When querying for external data, ensure that your requests are efficient and inexpensive by only requesting what you need and caching agressively. Requesting excessive amounts of data will not only slow your application down, it will increase its energy footprint. The following is a list of common mistakes to look out for;

External APIs

Making optimisations for queries to external APIs is particularly important because these services are often rate-limited so on top of the carbon cost and the slow response times, you may also be burning through your quota faster than you need to!

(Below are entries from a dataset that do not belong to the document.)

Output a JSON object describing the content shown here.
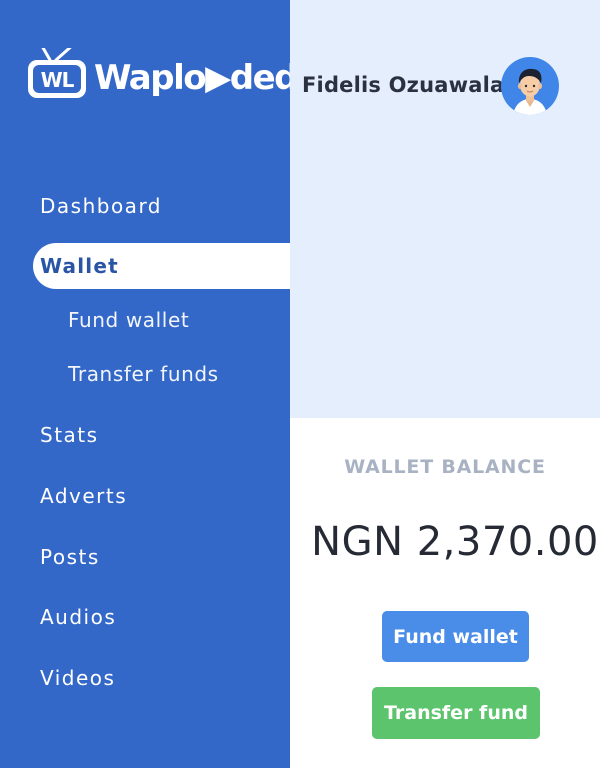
{
  "brand": {
    "name": "Waploaded",
    "logo_text": "Waplo▶ded",
    "badge_text": "WL"
  },
  "user": {
    "name": "Fidelis Ozuawala"
  },
  "nav": {
    "dashboard": "Dashboard",
    "wallet": "Wallet",
    "fund_wallet": "Fund wallet",
    "transfer_funds": "Transfer funds",
    "stats": "Stats",
    "adverts": "Adverts",
    "posts": "Posts",
    "audios": "Audios",
    "videos": "Videos",
    "active": "Wallet"
  },
  "wallet": {
    "balance_label": "WALLET BALANCE",
    "balance_value": "NGN 2,370.00",
    "fund_button": "Fund wallet",
    "transfer_button": "Transfer fund"
  },
  "colors": {
    "sidebar": "#3468c8",
    "header_bg": "#e4eefc",
    "fund_button": "#4a8de9",
    "transfer_button": "#5bc46c"
  },
  "icons": {
    "avatar": "user-avatar-icon",
    "logo": "tv-antenna-logo-icon"
  }
}
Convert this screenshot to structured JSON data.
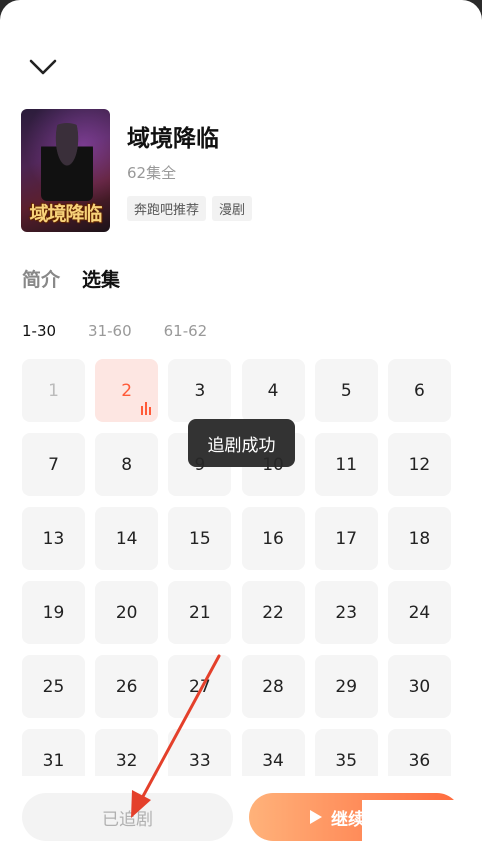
{
  "show": {
    "title": "域境降临",
    "cover_text": "域境降临",
    "episode_count": "62集全",
    "tags": [
      "奔跑吧推荐",
      "漫剧"
    ]
  },
  "tabs": [
    {
      "label": "简介",
      "active": false
    },
    {
      "label": "选集",
      "active": true
    }
  ],
  "ranges": [
    {
      "label": "1-30",
      "active": true
    },
    {
      "label": "31-60",
      "active": false
    },
    {
      "label": "61-62",
      "active": false
    }
  ],
  "episodes": {
    "labels": [
      "1",
      "2",
      "3",
      "4",
      "5",
      "6",
      "7",
      "8",
      "9",
      "10",
      "11",
      "12",
      "13",
      "14",
      "15",
      "16",
      "17",
      "18",
      "19",
      "20",
      "21",
      "22",
      "23",
      "24",
      "25",
      "26",
      "27",
      "28",
      "29",
      "30",
      "31",
      "32",
      "33",
      "34",
      "35",
      "36"
    ],
    "watched": "1",
    "current": "2"
  },
  "toast": {
    "text": "追剧成功"
  },
  "actions": {
    "following_label": "已追剧",
    "continue_label": "继续"
  },
  "colors": {
    "accent": "#ff5a38",
    "arrow": "#e4402b"
  },
  "icons": {
    "collapse": "chevron-down-icon",
    "playing": "playing-bars-icon",
    "play": "play-icon"
  }
}
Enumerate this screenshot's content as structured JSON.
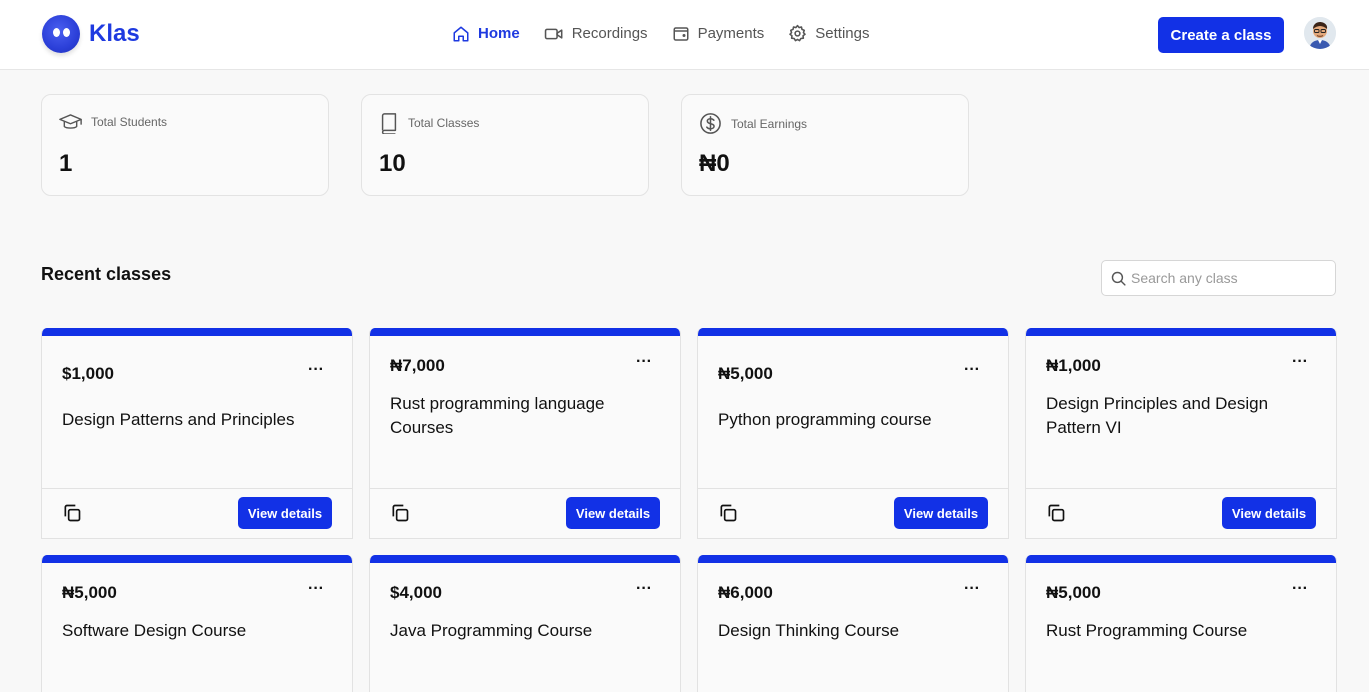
{
  "brand": {
    "name": "Klas",
    "accent": "#1231e6"
  },
  "nav": [
    {
      "label": "Home",
      "icon": "home-icon",
      "active": true
    },
    {
      "label": "Recordings",
      "icon": "video-icon",
      "active": false
    },
    {
      "label": "Payments",
      "icon": "wallet-icon",
      "active": false
    },
    {
      "label": "Settings",
      "icon": "gear-icon",
      "active": false
    }
  ],
  "header": {
    "create_label": "Create a class"
  },
  "stats": [
    {
      "label": "Total Students",
      "value": "1",
      "icon": "graduation-cap-icon"
    },
    {
      "label": "Total Classes",
      "value": "10",
      "icon": "book-icon"
    },
    {
      "label": "Total Earnings",
      "value": "₦0",
      "icon": "currency-icon"
    }
  ],
  "recent": {
    "title": "Recent classes",
    "search_placeholder": "Search any class",
    "view_label": "View details",
    "menu_label": "···",
    "classes": [
      {
        "price": "$1,000",
        "title": "Design Patterns and Principles"
      },
      {
        "price": "₦7,000",
        "title": "Rust programming language Courses"
      },
      {
        "price": "₦5,000",
        "title": "Python programming course"
      },
      {
        "price": "₦1,000",
        "title": "Design Principles and Design Pattern VI"
      },
      {
        "price": "₦5,000",
        "title": "Software Design Course"
      },
      {
        "price": "$4,000",
        "title": "Java Programming Course"
      },
      {
        "price": "₦6,000",
        "title": "Design Thinking Course"
      },
      {
        "price": "₦5,000",
        "title": "Rust Programming Course"
      }
    ]
  }
}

  • When querying an external REST API, check whether the provider allows you to specify which fields to return. If it does, ensure you only ask for the fields you need. If the external API implements the JsonAPI specification, it may have this functionality by default (see JsonAPI compound documents).
  • Don't send the same query to an API endpoint multiple times if that data is not likely to have changed. Reference data such as categories should be cached locally if possible.
  • If the API is graphQL based then you will be able to request associated records in a single query - graphQL always allows you to do this by design.

Databases

It is equally important to optimise queries that go directly to a database.

  • If using an RDBMS, never select * from table unless you are going to be using every single field on that table.
  • If using a NoSQL database, never scan the whole table unless you are planning to use every single record that is returned and have no alternatives. As a general rule, if you are finding that you are having to do this then it probably means there is a problem with your database design - you should optimise for the access patterns you are going to need.
  • Consider pre-calculating aggregated values such as sums, counts and averages. Rather than re-computing these values every time the user asks, you could just calculate them once every time a new record is inserted. Doing this will also mean that you can be confident that your database will scale.

N+1 Queries antipattern

The N+1 queries antipattern occurs when you have a query nested within the items returned by another query and is usually encountered when you are querying for associated records within an existing list of records. To illustrate this, imagine you are creating a blog with the following one-to-many relationship;

A post has 1 author
An author has many posts

You can easily get "all blogs" in a single database or API query, but if you are not careful you may end up requesting the author details for each blog post you returned individually (hence the name N+1 - N queries for authors plus the original 1 to get the post).

Your code can be affected by this whether you are querying from a REST API or connecting directly to a database and can sometimes be obscured if you are using a client library to handle the query for you. It is always important to keep an eye on your logs to make sure you are not sending an excessive number of queries.

In terms of avoiding the problem:

  • If this is an API that you do not have control over, check whether other endpoints are more appropriate or whether functionality exists to return the data you need in a single query. If you do have control over the API, ensure that the funcionality exists to serve the requests you want to make.
  • If this is a database, you should optimise queries for the access patterns you require - in an RDBMS, this may mean making one query that aggregates multiple records together into one.
  • You are particularly susceptible to this issue if you are using an ORM library because those libraries explicitly try to hide the complexities of a query from you. Inexperienced developers may find that they are sending N+1 queries without even knowing! ORM libraries should always provide functionality to get around the issue, such as the eager loading funcionality in ActiveRecord from the Ruby on Rails ecosystem.
  • If you are building a GraphQL API you will almost certainly encounter this issue as your users will, by design, be able to query associated records for every data type in your schema. Because this issue is so common, a batching-and-caching library called DataLoader was created to deal with this very issue.